Cuando Alejandro González empezó a estudiar francés descubrió que tenía facilidad para los idiomas. Eso, sumado a su afición por la literatura rusa terminaron por definir su vocación. Fue a principios de los ’90, justo cuando Rusia retrocedió en la escena internacional.

Gonzalez es Licenciado en Sociología (UBA)  y realizó estudios de posgrado en la Facultad de Filología de la Universidad de Petrozavodsk, Rusia. Eslavista, investigador y traductor científico-literario.

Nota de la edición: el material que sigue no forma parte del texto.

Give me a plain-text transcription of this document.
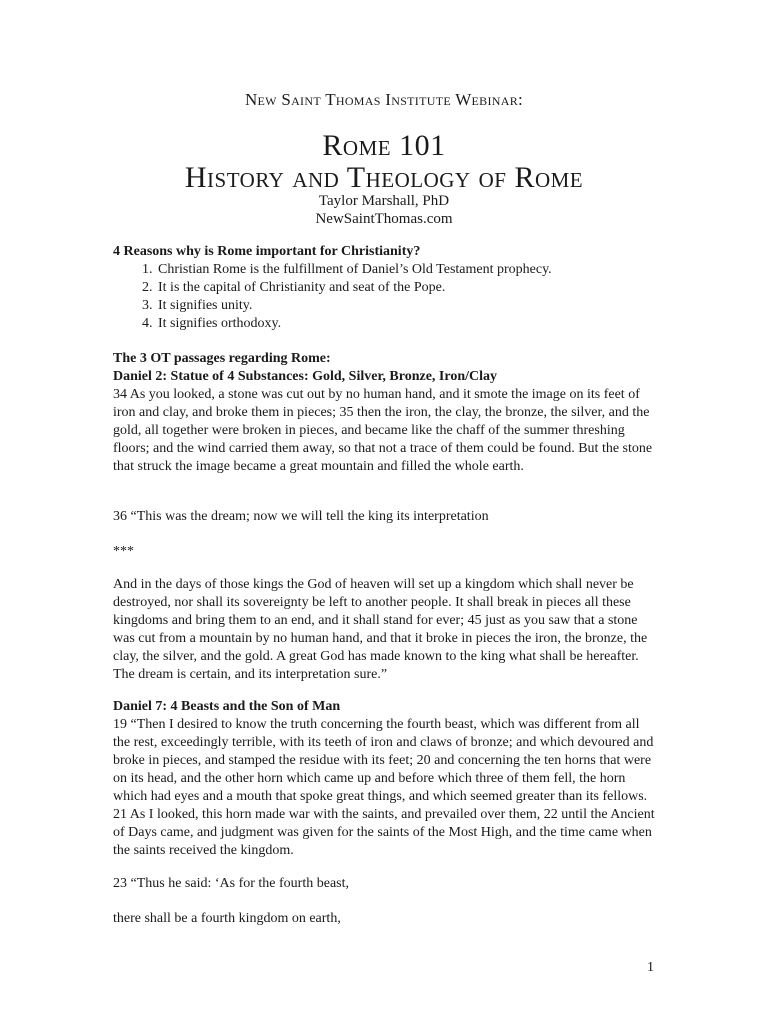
New Saint Thomas Institute Webinar:
Rome 101
History and Theology of Rome
Taylor Marshall, PhD
NewSaintThomas.com

4 Reasons why is Rome important for Christianity?

1. Christian Rome is the fulfillment of Daniel’s Old Testament prophecy.
2. It is the capital of Christianity and seat of the Pope.
3. It signifies unity.
4. It signifies orthodoxy.

The 3 OT passages regarding Rome:

Daniel 2: Statue of 4 Substances: Gold, Silver, Bronze, Iron/Clay

34 As you looked, a stone was cut out by no human hand, and it smote the image on its feet of iron and clay, and broke them in pieces; 35 then the iron, the clay, the bronze, the silver, and the gold, all together were broken in pieces, and became like the chaff of the summer threshing floors; and the wind carried them away, so that not a trace of them could be found. But the stone that struck the image became a great mountain and filled the whole earth.

36 “This was the dream; now we will tell the king its interpretation

***

And in the days of those kings the God of heaven will set up a kingdom which shall never be destroyed, nor shall its sovereignty be left to another people. It shall break in pieces all these kingdoms and bring them to an end, and it shall stand for ever; 45 just as you saw that a stone was cut from a mountain by no human hand, and that it broke in pieces the iron, the bronze, the clay, the silver, and the gold. A great God has made known to the king what shall be hereafter. The dream is certain, and its interpretation sure.”

Daniel 7: 4 Beasts and the Son of Man

19 “Then I desired to know the truth concerning the fourth beast, which was different from all the rest, exceedingly terrible, with its teeth of iron and claws of bronze; and which devoured and broke in pieces, and stamped the residue with its feet; 20 and concerning the ten horns that were on its head, and the other horn which came up and before which three of them fell, the horn which had eyes and a mouth that spoke great things, and which seemed greater than its fellows. 21 As I looked, this horn made war with the saints, and prevailed over them, 22 until the Ancient of Days came, and judgment was given for the saints of the Most High, and the time came when the saints received the kingdom.

23 “Thus he said: ‘As for the fourth beast,

there shall be a fourth kingdom on earth,

1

Vivió en San Petersburgo entre 2006 y 2014.

Lo que más le impactó de Rusia fue anterior al viaje: el descubrimiento de su lengua. Ese embrujo dura hasta el día de hoy. No viajó a Rusia con ideas preconcebidas, entonces no hubo grandes sorpresas. Viviendo allá, pudo valorar la sensibilidad que tienen los rusos por la belleza, el amor que cultivan por su lengua y por sus letras.

Ha publicado artículos en Rusia, Argentina y México sobre teoría social, traducción y literatura rusa. Forma parte del programa Lectura Mundi de la Universidad de San Martín. Docente en las Maestrías de Estudios Literarios y Literaturas Comparadas de la UBA. Preside la Sociedad Argentina Dostoievski. Ha traducido más de 30 títulos en Argentina, Chile y España.

Ganó el prestigioso Premio Lee Rusia / Read Russia por el Instituto de Traducción de Rusia por su traducción de “El doble” de Fedor Dostoievski para la editorial Eterna Cadencia.

Uno de los libros que más le gustaron últimamente, de no ficción es «Russie-Occident. Une guerre de mille ans. La russophobie de Charlemagne à la crise ukrainienne», de Guy Mettan, publicado en mayo en París. Le pareció un magnífico recorrido por las representaciones occidentales de Rusia.